Я находился на расстоянии 650 миль от Галапагосских островов и в 1650 милях от Кальяо.
Одиночество странно действовало на меня. Оно обладало каким-то очарованием, которое все возрастало. Все больше свыкаясь с ним, я не желал никаких перемен в своем положении. С меня было довольно моря и неба. Теперь я понимал, почему испытавшие одиночество люди всегда стремятся к нему, негодуют на тех, кто нарушает их уединение. Но с одиночеством связаны и минуты страданий, когда тобой овладевает смутная тревога от сознания, что ты живешь на краю бездны. Человек нуждается в общении с себе подобными, ему необходимо с кем-нибудь разговаривать и слышать человеческие голоса.
Теперь я плыл, держа курс по пятой параллели; это позволит мне пройти в ста милях севернее Маркизских островов. До них было еще около трех тысяч миль, и я не спешил с окончательным выбором курса.

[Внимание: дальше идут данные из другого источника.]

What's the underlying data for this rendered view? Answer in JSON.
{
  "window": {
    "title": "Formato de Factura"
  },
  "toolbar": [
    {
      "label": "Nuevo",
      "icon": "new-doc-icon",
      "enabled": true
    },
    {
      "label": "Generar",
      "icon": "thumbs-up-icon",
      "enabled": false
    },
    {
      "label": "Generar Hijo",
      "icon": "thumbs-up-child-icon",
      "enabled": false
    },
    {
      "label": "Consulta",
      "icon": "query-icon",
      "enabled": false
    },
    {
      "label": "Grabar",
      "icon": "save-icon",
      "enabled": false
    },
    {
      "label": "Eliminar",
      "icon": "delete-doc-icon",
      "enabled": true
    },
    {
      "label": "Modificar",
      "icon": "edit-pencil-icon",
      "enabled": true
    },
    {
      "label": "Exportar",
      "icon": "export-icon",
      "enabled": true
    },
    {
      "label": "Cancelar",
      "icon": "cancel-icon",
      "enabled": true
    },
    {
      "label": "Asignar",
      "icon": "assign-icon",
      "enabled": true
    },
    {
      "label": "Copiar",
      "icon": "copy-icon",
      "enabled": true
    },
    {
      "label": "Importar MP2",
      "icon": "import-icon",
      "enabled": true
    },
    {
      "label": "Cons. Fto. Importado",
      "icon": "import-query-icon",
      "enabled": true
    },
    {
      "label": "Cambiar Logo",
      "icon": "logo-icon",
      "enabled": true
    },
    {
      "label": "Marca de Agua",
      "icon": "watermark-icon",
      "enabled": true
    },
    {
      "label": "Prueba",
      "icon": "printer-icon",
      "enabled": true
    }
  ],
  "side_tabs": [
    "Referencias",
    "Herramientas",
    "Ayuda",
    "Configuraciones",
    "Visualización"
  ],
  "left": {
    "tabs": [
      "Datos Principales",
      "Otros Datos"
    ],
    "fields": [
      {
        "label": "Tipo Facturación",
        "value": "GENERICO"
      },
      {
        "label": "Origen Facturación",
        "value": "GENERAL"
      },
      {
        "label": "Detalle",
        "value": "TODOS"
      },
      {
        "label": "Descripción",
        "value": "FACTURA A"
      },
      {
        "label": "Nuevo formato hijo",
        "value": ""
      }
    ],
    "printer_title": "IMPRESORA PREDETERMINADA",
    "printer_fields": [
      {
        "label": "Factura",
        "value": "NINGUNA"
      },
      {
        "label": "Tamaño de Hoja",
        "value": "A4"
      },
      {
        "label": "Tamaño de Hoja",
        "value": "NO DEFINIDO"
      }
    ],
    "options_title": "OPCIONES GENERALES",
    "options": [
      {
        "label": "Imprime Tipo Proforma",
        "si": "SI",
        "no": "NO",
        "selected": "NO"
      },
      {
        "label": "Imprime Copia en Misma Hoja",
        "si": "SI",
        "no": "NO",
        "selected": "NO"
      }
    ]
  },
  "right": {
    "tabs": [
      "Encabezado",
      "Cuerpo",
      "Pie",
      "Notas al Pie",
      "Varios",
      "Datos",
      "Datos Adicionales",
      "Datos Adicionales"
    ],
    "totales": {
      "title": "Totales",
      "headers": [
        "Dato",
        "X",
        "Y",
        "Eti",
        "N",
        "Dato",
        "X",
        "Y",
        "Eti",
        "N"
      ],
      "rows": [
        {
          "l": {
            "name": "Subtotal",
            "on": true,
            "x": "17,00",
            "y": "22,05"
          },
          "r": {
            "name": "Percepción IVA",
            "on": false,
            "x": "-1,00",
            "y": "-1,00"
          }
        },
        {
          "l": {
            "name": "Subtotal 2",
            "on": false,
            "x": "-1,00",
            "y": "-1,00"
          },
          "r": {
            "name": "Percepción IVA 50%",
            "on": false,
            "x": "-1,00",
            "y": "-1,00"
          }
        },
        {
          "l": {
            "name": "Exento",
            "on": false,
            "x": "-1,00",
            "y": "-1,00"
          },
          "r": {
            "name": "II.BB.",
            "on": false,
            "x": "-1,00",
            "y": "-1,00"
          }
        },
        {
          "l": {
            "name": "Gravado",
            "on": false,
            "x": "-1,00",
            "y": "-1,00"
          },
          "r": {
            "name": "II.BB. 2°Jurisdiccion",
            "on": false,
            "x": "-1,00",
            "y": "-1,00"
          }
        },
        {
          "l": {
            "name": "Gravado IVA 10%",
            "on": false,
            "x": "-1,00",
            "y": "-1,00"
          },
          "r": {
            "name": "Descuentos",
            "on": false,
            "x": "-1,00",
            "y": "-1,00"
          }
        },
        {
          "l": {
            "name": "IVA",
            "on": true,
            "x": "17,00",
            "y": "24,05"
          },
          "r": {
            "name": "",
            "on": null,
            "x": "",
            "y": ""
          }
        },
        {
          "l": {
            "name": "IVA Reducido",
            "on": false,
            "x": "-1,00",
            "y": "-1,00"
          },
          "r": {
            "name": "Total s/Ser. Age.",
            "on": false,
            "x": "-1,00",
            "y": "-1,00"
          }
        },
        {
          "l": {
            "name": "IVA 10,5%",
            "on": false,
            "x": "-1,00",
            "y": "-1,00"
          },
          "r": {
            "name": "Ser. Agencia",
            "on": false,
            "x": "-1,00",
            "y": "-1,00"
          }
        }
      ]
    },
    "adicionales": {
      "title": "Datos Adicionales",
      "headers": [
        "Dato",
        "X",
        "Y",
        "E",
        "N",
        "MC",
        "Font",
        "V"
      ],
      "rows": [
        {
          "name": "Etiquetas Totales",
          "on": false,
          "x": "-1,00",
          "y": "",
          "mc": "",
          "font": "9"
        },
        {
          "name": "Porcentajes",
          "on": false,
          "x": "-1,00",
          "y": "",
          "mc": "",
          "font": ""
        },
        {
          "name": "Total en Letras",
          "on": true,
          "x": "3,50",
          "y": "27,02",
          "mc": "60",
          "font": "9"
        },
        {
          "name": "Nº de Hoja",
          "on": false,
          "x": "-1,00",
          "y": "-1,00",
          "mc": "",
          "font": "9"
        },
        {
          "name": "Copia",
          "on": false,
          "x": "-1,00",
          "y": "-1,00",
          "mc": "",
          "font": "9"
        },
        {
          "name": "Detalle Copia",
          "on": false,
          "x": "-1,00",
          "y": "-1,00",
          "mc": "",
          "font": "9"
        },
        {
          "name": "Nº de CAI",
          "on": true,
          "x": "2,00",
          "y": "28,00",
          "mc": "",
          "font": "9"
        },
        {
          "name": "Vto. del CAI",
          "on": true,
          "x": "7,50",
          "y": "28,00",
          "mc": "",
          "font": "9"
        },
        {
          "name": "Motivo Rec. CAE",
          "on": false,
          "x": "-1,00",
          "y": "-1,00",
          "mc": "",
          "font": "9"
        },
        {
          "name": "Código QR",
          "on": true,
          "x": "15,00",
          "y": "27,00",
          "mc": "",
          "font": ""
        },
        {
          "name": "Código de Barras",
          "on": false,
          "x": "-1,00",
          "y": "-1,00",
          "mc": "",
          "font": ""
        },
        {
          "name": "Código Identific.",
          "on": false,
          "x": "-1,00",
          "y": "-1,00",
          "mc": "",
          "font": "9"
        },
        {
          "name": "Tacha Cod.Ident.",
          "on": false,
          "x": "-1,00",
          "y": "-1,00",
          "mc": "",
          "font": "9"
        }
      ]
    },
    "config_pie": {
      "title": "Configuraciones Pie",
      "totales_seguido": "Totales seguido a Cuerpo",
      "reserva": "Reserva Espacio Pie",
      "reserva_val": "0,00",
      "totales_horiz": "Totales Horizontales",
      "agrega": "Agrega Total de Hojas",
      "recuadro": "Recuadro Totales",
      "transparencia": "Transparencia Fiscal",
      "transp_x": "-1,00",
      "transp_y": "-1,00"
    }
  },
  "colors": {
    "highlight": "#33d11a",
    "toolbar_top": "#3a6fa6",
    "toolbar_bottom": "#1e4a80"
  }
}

Мне оставалось очень мало времени для сна; лишь на краткие минуты я забывался, зачарованный лунным светом. Днем и ночью я чувствовал, что становлюсь частью природы.
Вне всякой связи с настоящим я увидел себя кочегаром на ливерпульском грузовом судне "Линровэн". Мой товарищ, работавший у соседней топки, плевался кровью, но продолжал из последних сил, какие еще сохранились в его обнаженном тощем теле, шуровать уголь.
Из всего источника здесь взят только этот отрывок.